Her contract was put on hold as no event or public gatherings can take place due to the pandemic. This has brought other challenges along with it, as she has to find means of fending for her family expenditures that including rent and food.

“I often wake up in the middle of the night with worries about my next move as the pandemic does not exhibit any signs of easing up,” she says. She adds that she has been forced to sort for manual jobs to keep her family afloat.

Ms. Mary Wahome, a Counseling Psychologist and Programs Director at ‘The Reason to Hope,’ in Karen, Nairobi says that such kind of drastic life changes have an adverse effect on one’s mental status including their family members and if not addressed early can lead to depression among other issues.

“We have had cases of people indulging in substance abuse to deal with the uncertainty and stress brought about by the pandemic, this in turn leads to dependence and also domestic abuse,”

Sam Njoroge , a waiter at a local hotel in Kiambu, has found himself indulging in substance abuse due to challenges he is facing after the hotel he was working in was closed down as it has not yet met the standards required by the MOH to open.

“My day starts at 6am where I go to a local pub, here I can get a drink for as little as Sh30, It makes me suppress the frustration I feel.” he says.

Sam is among the many who have found themselves in the same predicament and resulted to substance abuse finding ways to beat strict measures put in place by the government on the sale of alcohol so as to cope.

Mary says, situations like Sam’s are dangerous and if not addressed early can lead to serious complications, including addiction and dependency, violent behavior and also early death due to health complications.
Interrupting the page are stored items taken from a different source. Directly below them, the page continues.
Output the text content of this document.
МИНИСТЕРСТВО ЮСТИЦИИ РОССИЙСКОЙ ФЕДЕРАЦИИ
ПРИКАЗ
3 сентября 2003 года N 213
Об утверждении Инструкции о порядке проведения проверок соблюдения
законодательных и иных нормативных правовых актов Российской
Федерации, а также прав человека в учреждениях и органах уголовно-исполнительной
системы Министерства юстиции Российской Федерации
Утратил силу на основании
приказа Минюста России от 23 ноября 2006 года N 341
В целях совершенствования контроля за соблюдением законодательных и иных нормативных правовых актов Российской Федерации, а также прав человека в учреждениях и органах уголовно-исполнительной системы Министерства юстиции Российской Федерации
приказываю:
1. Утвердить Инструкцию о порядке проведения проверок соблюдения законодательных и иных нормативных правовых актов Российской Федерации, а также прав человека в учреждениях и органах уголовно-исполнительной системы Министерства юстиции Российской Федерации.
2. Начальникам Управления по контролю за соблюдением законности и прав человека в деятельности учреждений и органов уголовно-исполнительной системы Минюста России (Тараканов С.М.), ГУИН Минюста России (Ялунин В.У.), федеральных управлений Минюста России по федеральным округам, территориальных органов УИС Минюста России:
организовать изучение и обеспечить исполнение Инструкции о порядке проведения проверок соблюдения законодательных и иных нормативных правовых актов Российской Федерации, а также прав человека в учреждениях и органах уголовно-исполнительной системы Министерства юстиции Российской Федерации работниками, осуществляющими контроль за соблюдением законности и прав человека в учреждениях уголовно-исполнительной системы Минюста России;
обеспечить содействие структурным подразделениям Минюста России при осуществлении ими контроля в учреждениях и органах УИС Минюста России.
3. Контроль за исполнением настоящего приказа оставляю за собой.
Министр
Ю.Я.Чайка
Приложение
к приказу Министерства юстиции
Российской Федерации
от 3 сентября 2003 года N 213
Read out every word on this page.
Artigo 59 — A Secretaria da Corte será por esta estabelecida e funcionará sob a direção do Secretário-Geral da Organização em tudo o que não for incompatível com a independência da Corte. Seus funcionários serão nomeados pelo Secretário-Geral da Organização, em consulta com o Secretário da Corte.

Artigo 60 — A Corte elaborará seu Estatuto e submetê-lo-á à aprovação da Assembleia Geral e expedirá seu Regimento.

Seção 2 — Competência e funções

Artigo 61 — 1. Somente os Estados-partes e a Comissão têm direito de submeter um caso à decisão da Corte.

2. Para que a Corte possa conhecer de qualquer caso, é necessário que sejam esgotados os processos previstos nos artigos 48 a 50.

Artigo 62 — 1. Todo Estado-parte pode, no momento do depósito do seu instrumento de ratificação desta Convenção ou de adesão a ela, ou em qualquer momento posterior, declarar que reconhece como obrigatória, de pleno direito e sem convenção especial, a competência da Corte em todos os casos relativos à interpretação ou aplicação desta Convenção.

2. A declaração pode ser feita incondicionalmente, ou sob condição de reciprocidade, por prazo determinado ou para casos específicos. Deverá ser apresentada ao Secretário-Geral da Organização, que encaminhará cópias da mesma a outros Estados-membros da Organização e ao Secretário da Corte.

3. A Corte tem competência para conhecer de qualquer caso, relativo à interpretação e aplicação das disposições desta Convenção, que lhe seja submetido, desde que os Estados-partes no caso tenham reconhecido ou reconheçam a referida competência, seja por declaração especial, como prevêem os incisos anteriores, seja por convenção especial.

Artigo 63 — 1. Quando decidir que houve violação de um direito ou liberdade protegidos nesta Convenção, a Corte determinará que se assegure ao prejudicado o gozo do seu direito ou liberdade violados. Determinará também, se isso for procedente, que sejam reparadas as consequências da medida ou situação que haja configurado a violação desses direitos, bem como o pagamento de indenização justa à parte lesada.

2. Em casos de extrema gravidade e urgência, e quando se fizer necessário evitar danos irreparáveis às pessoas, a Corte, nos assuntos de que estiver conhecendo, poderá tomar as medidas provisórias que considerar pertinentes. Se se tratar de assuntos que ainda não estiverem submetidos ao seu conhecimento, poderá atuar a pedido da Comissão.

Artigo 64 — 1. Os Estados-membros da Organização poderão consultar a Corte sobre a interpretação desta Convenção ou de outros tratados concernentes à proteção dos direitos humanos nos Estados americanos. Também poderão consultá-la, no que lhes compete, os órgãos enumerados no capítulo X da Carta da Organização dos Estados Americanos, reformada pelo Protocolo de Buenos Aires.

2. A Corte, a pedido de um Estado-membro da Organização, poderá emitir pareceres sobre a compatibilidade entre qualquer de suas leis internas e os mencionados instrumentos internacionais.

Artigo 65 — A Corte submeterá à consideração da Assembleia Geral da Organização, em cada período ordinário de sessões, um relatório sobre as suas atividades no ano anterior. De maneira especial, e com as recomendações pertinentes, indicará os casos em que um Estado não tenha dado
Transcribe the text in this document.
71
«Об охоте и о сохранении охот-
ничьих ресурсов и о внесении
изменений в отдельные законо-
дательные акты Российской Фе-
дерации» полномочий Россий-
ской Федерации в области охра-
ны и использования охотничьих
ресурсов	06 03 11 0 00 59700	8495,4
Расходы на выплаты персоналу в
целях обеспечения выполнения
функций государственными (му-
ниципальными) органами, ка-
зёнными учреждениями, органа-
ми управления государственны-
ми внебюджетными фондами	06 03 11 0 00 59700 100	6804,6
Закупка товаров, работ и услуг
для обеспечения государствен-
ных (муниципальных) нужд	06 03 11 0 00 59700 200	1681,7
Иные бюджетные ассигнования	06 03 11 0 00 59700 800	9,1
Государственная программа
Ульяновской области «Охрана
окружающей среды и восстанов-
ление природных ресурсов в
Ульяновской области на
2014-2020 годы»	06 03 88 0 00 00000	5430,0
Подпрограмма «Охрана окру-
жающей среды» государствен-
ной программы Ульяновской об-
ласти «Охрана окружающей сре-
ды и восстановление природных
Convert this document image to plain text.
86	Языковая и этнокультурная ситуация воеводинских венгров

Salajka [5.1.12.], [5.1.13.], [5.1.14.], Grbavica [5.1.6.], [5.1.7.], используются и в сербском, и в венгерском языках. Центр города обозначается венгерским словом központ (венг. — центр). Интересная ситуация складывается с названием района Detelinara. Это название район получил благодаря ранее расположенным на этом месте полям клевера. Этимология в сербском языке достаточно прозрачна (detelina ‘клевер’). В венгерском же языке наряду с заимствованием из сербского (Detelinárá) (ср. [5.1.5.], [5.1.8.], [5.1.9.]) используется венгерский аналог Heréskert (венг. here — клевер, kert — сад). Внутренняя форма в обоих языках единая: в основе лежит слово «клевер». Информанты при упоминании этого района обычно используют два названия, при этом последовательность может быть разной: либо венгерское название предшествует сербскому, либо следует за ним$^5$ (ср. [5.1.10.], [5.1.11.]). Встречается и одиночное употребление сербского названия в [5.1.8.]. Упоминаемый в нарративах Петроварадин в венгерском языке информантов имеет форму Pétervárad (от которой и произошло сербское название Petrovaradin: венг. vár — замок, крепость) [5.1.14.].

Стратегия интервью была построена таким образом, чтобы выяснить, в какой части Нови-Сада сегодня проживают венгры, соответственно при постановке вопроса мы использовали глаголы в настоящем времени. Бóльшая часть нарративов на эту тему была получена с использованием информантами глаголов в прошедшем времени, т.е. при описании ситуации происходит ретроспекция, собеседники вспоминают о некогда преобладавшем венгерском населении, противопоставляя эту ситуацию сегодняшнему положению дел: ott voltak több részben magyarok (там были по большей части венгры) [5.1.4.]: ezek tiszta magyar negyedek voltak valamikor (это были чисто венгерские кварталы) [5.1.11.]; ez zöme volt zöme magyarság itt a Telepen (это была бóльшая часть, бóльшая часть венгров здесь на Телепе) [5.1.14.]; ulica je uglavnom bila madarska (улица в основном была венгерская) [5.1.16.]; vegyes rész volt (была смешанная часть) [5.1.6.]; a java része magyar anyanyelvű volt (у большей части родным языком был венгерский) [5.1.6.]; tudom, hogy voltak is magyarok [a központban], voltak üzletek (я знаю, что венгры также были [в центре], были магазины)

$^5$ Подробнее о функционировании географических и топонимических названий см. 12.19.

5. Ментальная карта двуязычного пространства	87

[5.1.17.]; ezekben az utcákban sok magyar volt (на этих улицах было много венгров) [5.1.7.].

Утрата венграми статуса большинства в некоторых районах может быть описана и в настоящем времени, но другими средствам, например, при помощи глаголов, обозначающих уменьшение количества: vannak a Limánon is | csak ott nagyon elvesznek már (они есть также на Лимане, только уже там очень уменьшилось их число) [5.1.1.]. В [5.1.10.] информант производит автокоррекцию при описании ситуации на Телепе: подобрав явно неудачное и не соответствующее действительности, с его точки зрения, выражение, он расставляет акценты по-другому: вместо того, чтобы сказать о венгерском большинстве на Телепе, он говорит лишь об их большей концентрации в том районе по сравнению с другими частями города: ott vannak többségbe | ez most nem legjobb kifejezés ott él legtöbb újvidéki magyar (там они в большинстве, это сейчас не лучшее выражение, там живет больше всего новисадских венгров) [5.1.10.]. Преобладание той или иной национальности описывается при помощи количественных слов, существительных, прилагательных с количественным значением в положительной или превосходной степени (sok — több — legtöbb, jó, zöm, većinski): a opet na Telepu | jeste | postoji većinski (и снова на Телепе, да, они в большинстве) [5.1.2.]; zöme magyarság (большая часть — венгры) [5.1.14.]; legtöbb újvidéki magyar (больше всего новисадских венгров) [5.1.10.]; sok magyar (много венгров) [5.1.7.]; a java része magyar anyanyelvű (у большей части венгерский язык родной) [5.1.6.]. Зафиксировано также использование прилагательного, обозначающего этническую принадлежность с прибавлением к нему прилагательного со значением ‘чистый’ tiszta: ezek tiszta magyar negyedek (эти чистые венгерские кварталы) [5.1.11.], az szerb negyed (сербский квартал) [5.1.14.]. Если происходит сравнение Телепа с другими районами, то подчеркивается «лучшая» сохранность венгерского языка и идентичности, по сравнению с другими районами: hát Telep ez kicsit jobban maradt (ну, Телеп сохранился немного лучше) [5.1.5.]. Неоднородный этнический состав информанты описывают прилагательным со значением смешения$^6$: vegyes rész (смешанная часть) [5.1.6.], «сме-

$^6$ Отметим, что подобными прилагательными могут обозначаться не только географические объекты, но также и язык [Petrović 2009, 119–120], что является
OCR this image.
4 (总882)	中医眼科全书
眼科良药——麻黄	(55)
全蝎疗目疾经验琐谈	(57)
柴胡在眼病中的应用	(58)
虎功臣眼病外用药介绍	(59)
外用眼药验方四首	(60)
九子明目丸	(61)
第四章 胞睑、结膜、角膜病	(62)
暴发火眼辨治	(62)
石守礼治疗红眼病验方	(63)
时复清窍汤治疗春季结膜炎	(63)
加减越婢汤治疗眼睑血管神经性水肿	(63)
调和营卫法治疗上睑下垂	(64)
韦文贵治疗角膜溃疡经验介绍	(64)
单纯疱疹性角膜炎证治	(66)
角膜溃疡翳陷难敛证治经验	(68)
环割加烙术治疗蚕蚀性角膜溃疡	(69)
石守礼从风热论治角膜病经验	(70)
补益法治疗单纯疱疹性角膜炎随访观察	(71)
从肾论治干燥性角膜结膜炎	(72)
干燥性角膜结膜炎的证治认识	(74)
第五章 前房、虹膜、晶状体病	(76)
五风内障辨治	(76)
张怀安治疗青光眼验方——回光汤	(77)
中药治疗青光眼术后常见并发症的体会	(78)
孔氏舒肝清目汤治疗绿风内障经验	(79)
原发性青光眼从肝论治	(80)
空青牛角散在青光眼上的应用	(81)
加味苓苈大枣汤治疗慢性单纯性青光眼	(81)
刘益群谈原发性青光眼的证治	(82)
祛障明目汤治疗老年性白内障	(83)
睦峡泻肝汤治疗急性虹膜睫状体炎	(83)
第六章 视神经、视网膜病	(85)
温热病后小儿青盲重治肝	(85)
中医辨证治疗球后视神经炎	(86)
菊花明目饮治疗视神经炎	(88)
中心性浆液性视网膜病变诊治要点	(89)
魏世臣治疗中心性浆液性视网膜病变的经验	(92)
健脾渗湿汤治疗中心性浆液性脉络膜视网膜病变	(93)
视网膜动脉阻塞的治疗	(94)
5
She has, however, lauded the government for encouraging mental wellness and also launching the Psychological First Aid (PFA) guide in the wake of the virus putting emphasis on the three action principal of look, listen and link. “When we follow this it will be easy to identify an individual in distress and also offer assistance”.

Mary has urged anyone feeling the weight of the virus taking a toll on them not to hesitate but look for someone to talk to.

“You should not only seek help from a specialist but also talk to a friend, let them know what you are undergoing and how you feel, this will help ease their emotional stress and also find ways of dealing with the situation they are facing,” She added

Mary continued to stress on the need to perform frequent body exercises as a form of stress relief, reading and also taking advantage of this unfortunate COVID-19 period to engage in hobbies and talent development.

“Let people take this as an opportunity to kip fit, get in touch with one’s inner self and  also engage in   reading that would  help expand their knowledge.